The M1 gene
Writing and driving. Driving and writing. Linked in my memory.
My father started writing fiction in 1954. From the proceeds of his first book, he bought an Austin A30 and named it after his publisher. In 1960, the first of his books was filmed, and he upgraded to a Rover 90.
We lived in Liverpool but spent a lot of time driving to London, so that he could meet his agent, his publisher, and actors interested in his upcoming film projects. The 200 mile journey used to take a day, past the same landmarks: real places with fictional-sounding names. ‘No Man’s Heath’. ‘The Devon Doorway’. Sandbach. Brownhills. Markyate. Past places with secret names we’d given them, like ‘Bird House On A Pole’, wherever and whatever that was. There’s nobody left to ask.
On 2nd November 1959 when I was aged three-and-a-bit, everything changed. We were on our way back to Liverpool, and had reached Slip End (a name you wouldn’t put into fiction unless you were after a Bad Sex Award) when we arrived at the entrance to this new motorway thing, called the M1. We met a roadblock. The Transport Minister was about to cut the ribbon at the opening ceremony.
We were first in the line. Snip – the policemen let us through – my father floored the accelerator of our chunky Rover 105S (funded by more published novels) and, doing 80 mph, it was the first car to roar past the Minister. I was sitting in the front passenger seat (seatbelt? What seatbelt?). And so, writing was the reason I was the joint first person on the northbound M1 motorway – the photo shows our car. I remember the crowds of people leaning over the bridges high above waving to us, as we zipped along the concrete-coloured road.

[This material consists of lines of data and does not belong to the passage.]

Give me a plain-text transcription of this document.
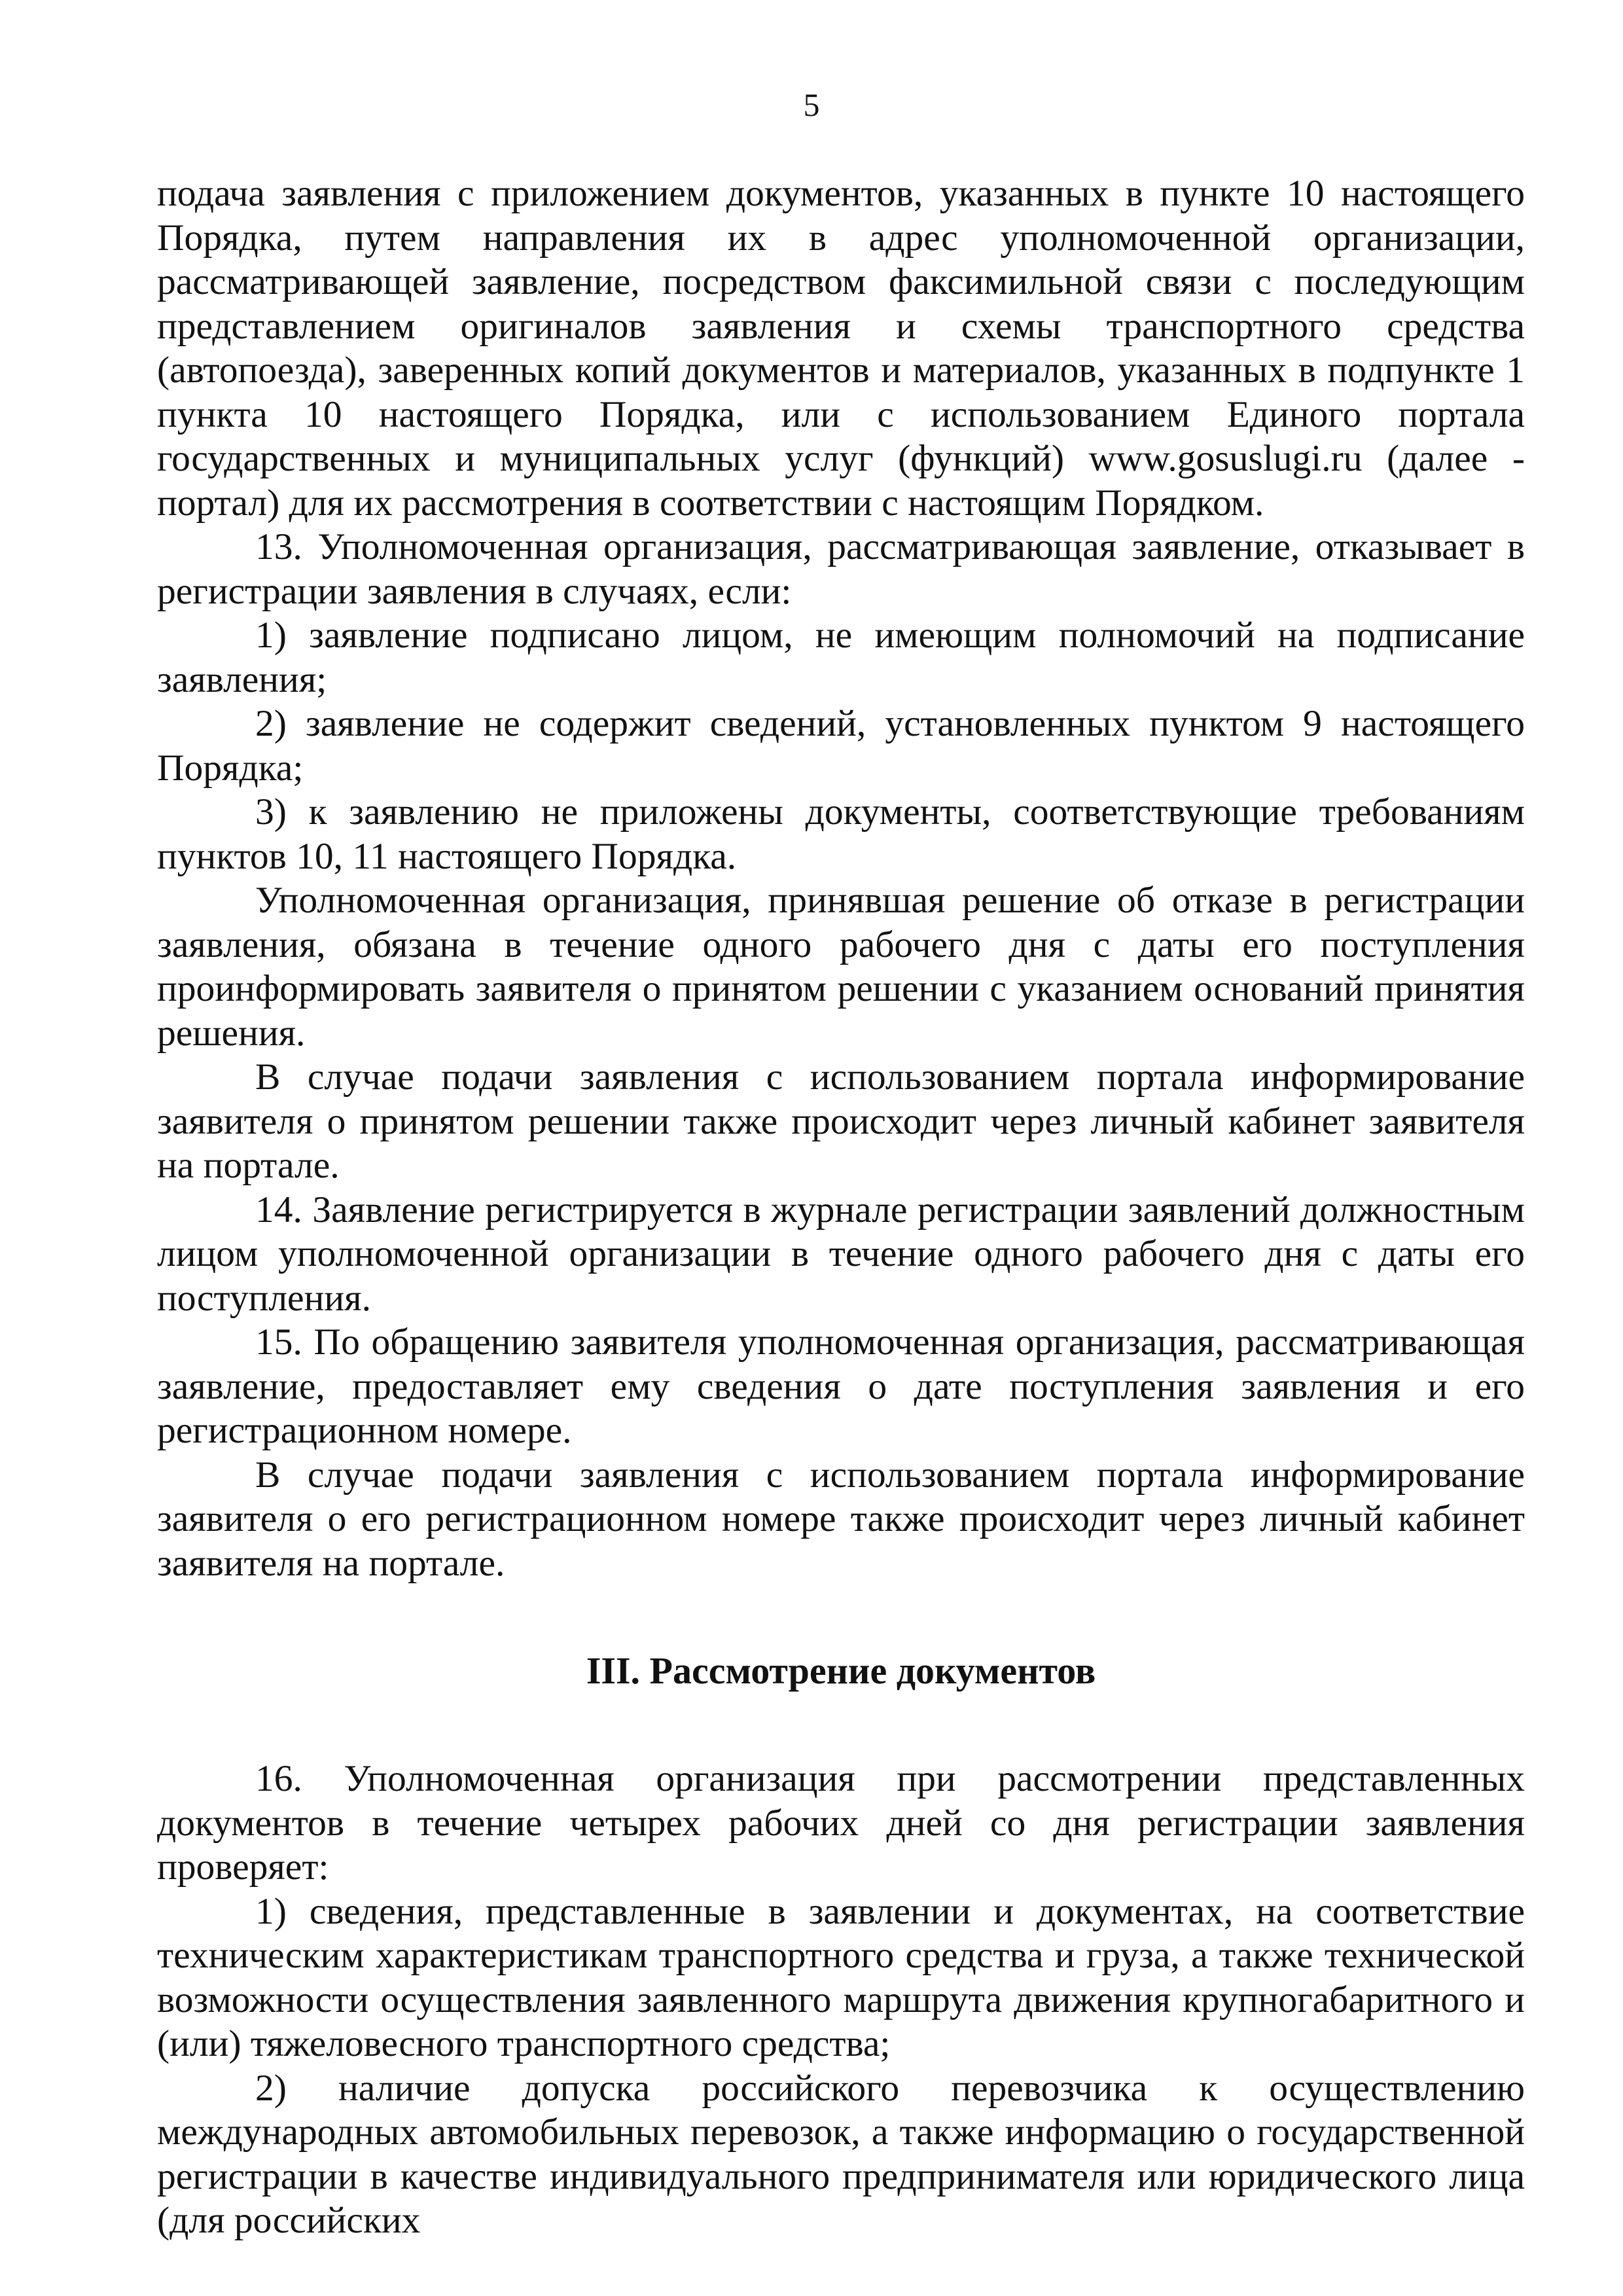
5

подача заявления с приложением документов, указанных в пункте 10 настоящего Порядка, путем направления их в адрес уполномоченной организации, рассматривающей заявление, посредством факсимильной связи с последующим представлением оригиналов заявления и схемы транспортного средства (автопоезда), заверенных копий документов и материалов, указанных в подпункте 1 пункта 10 настоящего Порядка, или с использованием Единого портала государственных и муниципальных услуг (функций) www.gosuslugi.ru (далее - портал) для их рассмотрения в соответствии с настоящим Порядком.

13. Уполномоченная организация, рассматривающая заявление, отказывает в регистрации заявления в случаях, если:

1) заявление подписано лицом, не имеющим полномочий на подписание заявления;

2) заявление не содержит сведений, установленных пунктом 9 настоящего Порядка;

3) к заявлению не приложены документы, соответствующие требованиям пунктов 10, 11 настоящего Порядка.

Уполномоченная организация, принявшая решение об отказе в регистрации заявления, обязана в течение одного рабочего дня с даты его поступления проинформировать заявителя о принятом решении с указанием оснований принятия решения.

В случае подачи заявления с использованием портала информирование заявителя о принятом решении также происходит через личный кабинет заявителя на портале.

14. Заявление регистрируется в журнале регистрации заявлений должностным лицом уполномоченной организации в течение одного рабочего дня с даты его поступления.

15. По обращению заявителя уполномоченная организация, рассматривающая заявление, предоставляет ему сведения о дате поступления заявления и его регистрационном номере.

В случае подачи заявления с использованием портала информирование заявителя о его регистрационном номере также происходит через личный кабинет заявителя на портале.

III. Рассмотрение документов

16. Уполномоченная организация при рассмотрении представленных документов в течение четырех рабочих дней со дня регистрации заявления проверяет:

1) сведения, представленные в заявлении и документах, на соответствие техническим характеристикам транспортного средства и груза, а также технической возможности осуществления заявленного маршрута движения крупногабаритного и (или) тяжеловесного транспортного средства;

2) наличие допуска российского перевозчика к осуществлению международных автомобильных перевозок, а также информацию о государственной регистрации в качестве индивидуального предпринимателя или юридического лица (для российских
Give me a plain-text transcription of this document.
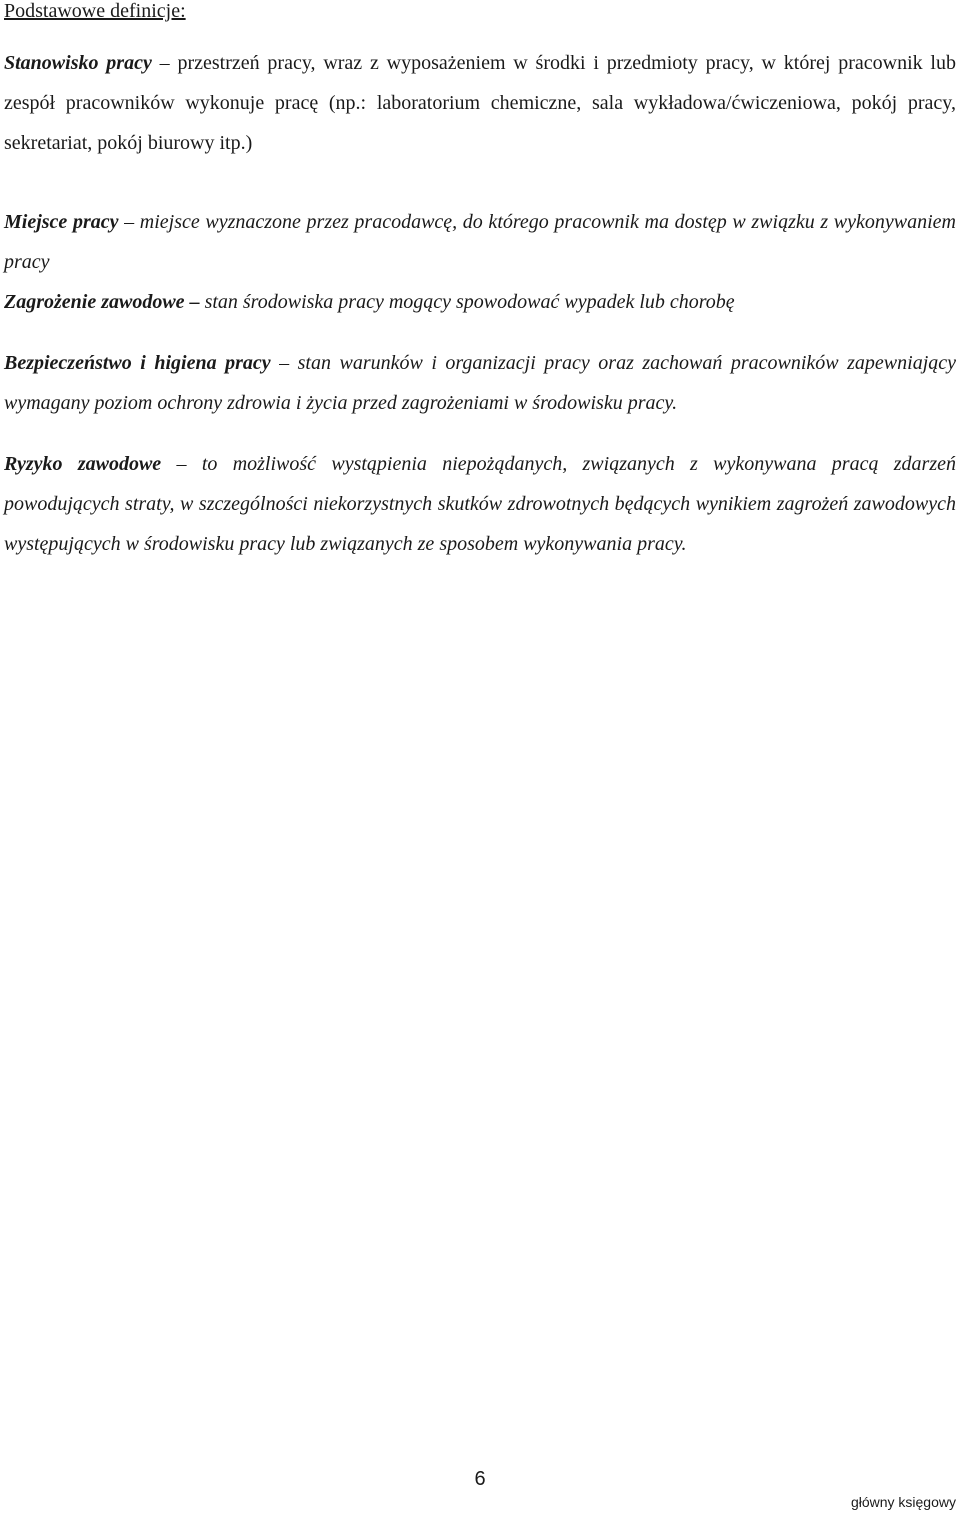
Podstawowe definicje:

Stanowisko pracy – przestrzeń pracy, wraz z wyposażeniem w środki i przedmioty pracy, w której pracownik lub zespół pracowników wykonuje pracę (np.: laboratorium chemiczne, sala wykładowa/ćwiczeniowa, pokój pracy, sekretariat, pokój biurowy itp.)

Miejsce pracy – miejsce wyznaczone przez pracodawcę, do którego pracownik ma dostęp w związku z wykonywaniem pracy

Zagrożenie zawodowe – stan środowiska pracy mogący spowodować wypadek lub chorobę

Bezpieczeństwo i higiena pracy – stan warunków i organizacji pracy oraz zachowań pracowników zapewniający wymagany poziom ochrony zdrowia i życia przed zagrożeniami w środowisku pracy.

Ryzyko zawodowe – to możliwość wystąpienia niepożądanych, związanych z wykonywana pracą zdarzeń powodujących straty, w szczególności niekorzystnych skutków zdrowotnych będących wynikiem zagrożeń zawodowych występujących w środowisku pracy lub związanych ze sposobem wykonywania pracy.

6
główny księgowy
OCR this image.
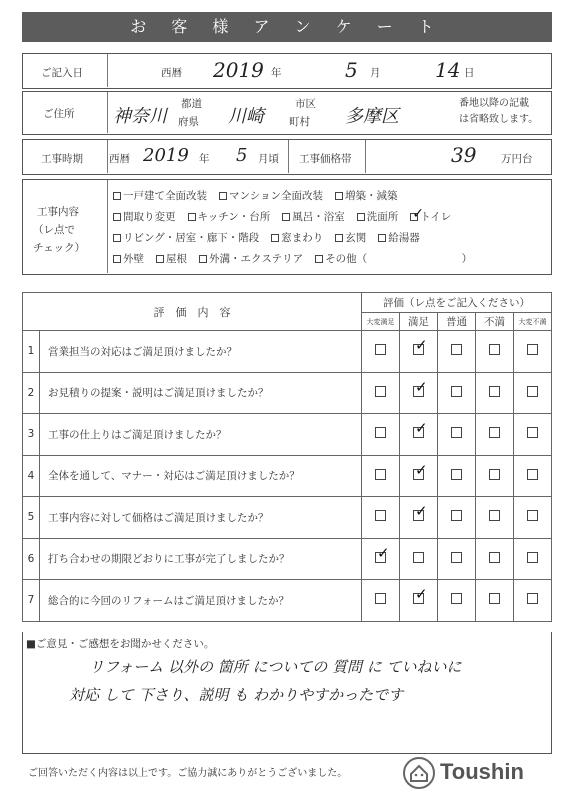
お 客 様 ア ン ケ ー ト
ご記入日	西暦 2019 年	5 月	14 日
ご住所 神奈川
都道
府県 川崎
市区
町村 多摩区
番地以降の記載
は省略致します。
工事時期 西暦 2019 年 5 月頃 工事価格帯	39 万円台
工事内容
（レ点で
チェック）
一戸建て全面改装 マンション全面改装 増築・減築
間取り変更 キッチン・台所 風呂・浴室 洗面所 ✓ トイレ
リビング・居室・廊下・階段 窓まわり 玄関 給湯器
外壁 屋根 外溝・エクステリア その他（　　　　　　　　　）
評　価　内　容		評価（レ点をご記入ください）				
		大変満足	満足	普通	不満	大変不満
1	営業担当の対応はご満足頂けましたか？		✓			
2	お見積りの提案・説明はご満足頂けましたか？		✓			
3	工事の仕上りはご満足頂けましたか？		✓			
4	全体を通して、マナー・対応はご満足頂けましたか？		✓			
5	工事内容に対して価格はご満足頂けましたか？		✓			
6	打ち合わせの期限どおりに工事が完了しましたか？	✓				
7	総合的に今回のリフォームはご満足頂けましたか？		✓			
■ご意見・ご感想をお聞かせください。
リフォーム 以外の 箇所 についての 質問 に ていねいに
対応 して 下さり、説明 も わかりやすかったです
ご回答いただく内容は以上です。ご協力誠にありがとうございました。	Toushin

There was no speed limit on the motorway in those days. According to the faded newspaper clipping in the family archive, the Minister was appalled by how fast our car had gone. My father got his name in print yet again, in a letter to the paper printed soon afterwards, saying that there was no reason for the Minister to have been appalled; if one could not maintain a car’s advertised cruising speed on a completely empty road, there was little point in using the road. He apologised for frightening the Minister and reassured him that he had never exceeded 70mph on any subsequent journey on the motorway. This was fiction, too – I remember doing the ton on the M1 more than once, over the coming years.
Today, I live near the M1, close to the place where I got my 15 minutes of fame in 1959. My father, driven down by dementia, no longer writes. I drive for an hour to see him. He doesn’t know who I am and doesn’t speak. I showed him a magazine, containing my first story. I told him this was the fourth publisher I tried: how you have to keep on trying; how there’s nothing like the high you get when a story’s accepted. He looked at me and smiled. Writing is in our blood.
Maybe driving is, too. My younger daughter passed her driving test first time, after only five months practising, with me as a Munch ‘Scream’ lookalike in the passenger seat stamping at a non-existent brake pedal. I hope my grandchildren will write, too. If not, I hope they’ll inherit the M1 gene, and give me rides when I’m too old to drive. Driving and writing. Writing and driving. Driven to write.